In which I leave and come back

So this blogging thing…it didn’t really stick. It’s been almost two months since I posted! Yet here I am, trying again. And maybe it’s appropriate, because so often this following Jesus thing? this living-under-grace thing? it doesn’t stick. Jesus is still here, of course, and grace is still here, but I’m somewhere else, doing my own thing.

It’s not an intentional leaving. It’s not a physical leaving at all, but more a forgetting, which is a whole different sort of leaving… an emotional and spiritual distancing. I hate that I let myself become distant. His grace is precious to me! It’s my life-blood, and it’s my joy. Even so, every now and then I look up and realize some part of me has forgotten that I’m a child of God, that I am loved and accepted unconditionally. At those times, discontent and fear replace gratitude and joy. It ain’t pretty….

And so, time and again I must come back and place myself at his mercy. And–glory be–his endless river of grace pours over me, refreshing and renewing, and (this is the most amazing part) he calls me his own.

Thanks be to God.


In which I’ll never be ready for Christmas

This past week as I’ve been out doing errands, several people have asked me the same question: Are you ready for Christmas? I know they mean shopping and baking and what-not, but I can’t help thinking, is anyone ever really ready for Christ to arrive in their world?

And yet, ready or not, Christmas comes. Jesus comes. And if I offer the slightest opening — hey Jesus, you can have that stinky corner in the barn — if even that, he comes in and makes himself at home. And if I open the door a little wider…well, he’s likely to turn my life upside down. It’s hard to be ready for that.

I need it, though. Every year. Every day, even. And maybe it’s good that Christmas is a ready-or-not thing, so that despite my unreadiness — despite my hesitations and doubts and fears — if I crack open my heart to receive the Christ child, Christmas happens, and I’m never the same again.

In which my life is a long and shabby Christmas letter

I love getting those traditional recap-of-our-family’s-year letters from friends at Christmas. I really do. I want to be clear on that, because I’m now going to totally diss them.

Most of those letters are lies.

Oh, I believe the stuff they say really happened. But I don’t believe it’s the whole story. Maybe people think I don’t want to hear the rest of it, but I do.

I have one relative who sends refreshingly honest letters. She just puts it all out there. Like, kid A really messed things up this time, but man, I love him so much. Or, from someone you wouldn’t really expect to be okay with her kid being gay, my son and his boyfriend found a great new apartment…. There’s no hiding, no only showing what she thinks will impress others.

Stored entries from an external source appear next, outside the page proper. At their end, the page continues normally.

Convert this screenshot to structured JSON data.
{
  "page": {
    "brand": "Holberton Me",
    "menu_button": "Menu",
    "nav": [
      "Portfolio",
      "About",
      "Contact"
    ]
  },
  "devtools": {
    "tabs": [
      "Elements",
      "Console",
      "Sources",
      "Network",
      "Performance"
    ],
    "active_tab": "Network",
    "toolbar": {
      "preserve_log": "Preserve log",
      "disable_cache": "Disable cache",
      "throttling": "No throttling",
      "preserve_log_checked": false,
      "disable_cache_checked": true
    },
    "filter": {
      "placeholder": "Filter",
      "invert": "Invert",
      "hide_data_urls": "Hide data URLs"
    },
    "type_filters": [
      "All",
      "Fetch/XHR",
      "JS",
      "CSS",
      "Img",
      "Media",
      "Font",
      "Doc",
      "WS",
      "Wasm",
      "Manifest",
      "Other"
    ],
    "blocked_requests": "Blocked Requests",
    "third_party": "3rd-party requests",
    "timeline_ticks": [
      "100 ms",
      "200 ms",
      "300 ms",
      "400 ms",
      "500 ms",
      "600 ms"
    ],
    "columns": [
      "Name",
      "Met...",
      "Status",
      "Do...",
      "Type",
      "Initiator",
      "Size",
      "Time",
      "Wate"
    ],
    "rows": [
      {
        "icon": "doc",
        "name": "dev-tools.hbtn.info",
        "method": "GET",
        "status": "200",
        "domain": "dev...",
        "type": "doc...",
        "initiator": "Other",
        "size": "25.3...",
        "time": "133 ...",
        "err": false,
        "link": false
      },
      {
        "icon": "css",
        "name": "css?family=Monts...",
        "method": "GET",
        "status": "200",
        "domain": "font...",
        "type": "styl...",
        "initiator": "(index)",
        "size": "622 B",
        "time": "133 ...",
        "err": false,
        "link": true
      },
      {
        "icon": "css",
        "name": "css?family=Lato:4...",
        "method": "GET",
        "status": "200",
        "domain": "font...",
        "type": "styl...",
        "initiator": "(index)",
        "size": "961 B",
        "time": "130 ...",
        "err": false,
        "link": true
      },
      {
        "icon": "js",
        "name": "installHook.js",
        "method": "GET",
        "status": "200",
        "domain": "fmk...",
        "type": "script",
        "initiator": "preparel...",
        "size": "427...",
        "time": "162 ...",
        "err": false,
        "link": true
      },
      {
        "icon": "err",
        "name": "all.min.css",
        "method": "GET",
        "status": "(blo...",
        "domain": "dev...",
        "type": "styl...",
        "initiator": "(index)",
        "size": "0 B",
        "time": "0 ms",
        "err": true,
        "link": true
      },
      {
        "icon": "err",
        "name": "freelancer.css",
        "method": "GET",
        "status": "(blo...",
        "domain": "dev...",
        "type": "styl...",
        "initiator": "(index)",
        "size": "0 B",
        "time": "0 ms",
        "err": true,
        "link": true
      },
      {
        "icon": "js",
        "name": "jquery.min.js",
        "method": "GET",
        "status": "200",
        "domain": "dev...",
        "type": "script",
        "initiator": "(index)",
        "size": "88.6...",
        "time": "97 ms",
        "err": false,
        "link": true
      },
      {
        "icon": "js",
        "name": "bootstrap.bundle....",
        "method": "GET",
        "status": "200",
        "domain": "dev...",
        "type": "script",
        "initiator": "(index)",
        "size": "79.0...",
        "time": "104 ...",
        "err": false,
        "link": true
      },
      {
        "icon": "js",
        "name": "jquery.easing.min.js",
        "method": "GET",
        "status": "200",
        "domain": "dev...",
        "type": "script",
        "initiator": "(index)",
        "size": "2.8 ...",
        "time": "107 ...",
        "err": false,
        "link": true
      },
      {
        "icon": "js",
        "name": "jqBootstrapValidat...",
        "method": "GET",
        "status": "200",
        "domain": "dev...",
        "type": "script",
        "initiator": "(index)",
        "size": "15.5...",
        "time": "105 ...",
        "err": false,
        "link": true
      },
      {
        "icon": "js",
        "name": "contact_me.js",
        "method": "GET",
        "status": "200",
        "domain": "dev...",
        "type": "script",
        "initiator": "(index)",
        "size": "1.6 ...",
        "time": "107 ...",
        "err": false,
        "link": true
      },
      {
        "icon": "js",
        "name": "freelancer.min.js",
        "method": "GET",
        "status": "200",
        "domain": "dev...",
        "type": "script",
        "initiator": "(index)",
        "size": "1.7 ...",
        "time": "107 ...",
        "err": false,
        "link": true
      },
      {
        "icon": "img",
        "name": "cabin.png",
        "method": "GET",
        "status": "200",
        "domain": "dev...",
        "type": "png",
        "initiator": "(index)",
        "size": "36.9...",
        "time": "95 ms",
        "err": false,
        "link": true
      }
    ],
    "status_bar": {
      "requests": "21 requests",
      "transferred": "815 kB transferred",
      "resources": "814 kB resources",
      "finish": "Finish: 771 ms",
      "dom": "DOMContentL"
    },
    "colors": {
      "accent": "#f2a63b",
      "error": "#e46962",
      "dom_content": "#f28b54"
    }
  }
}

Ah, there it is…impress others. Is that why so many letters go wrong? Are people trying to impress me with how great their kids are turning out, how great a parent they clearly must be? Probably not. They’re just proud of them, that’s all…I get that. But it’s so much more intimate, so much more relationship-focused, to pour it all out together. (Isn’t that why we send letters? To nurture our long-distance relationships?) When you trust me enough to share the less-than-impressive stuff, it means you know I love you and your kids, no matter what. It means you know I care, you know I want the whole story, and you know I’ll understand and accept that whole story.

Which brings me to this: I think living as a Jesus-follower can be a little like that—like letting our lives tell the whole story, being honest about our faith and our doubts, our good days and our bad, our moments of grace and our moments of judgment. Because how we present ourselves to God is a little like writing a Christmas letter. And since I know he loves me, since I know he wants my whole story, I can be honest. I can trust him with the good, the bad, and the ugly, pouring it all out at Jesus’ feet.

He sees that mess of a story on the ground before him, and despite it – or because of it – he bends down and kisses the top of my head. He says, I love you, too.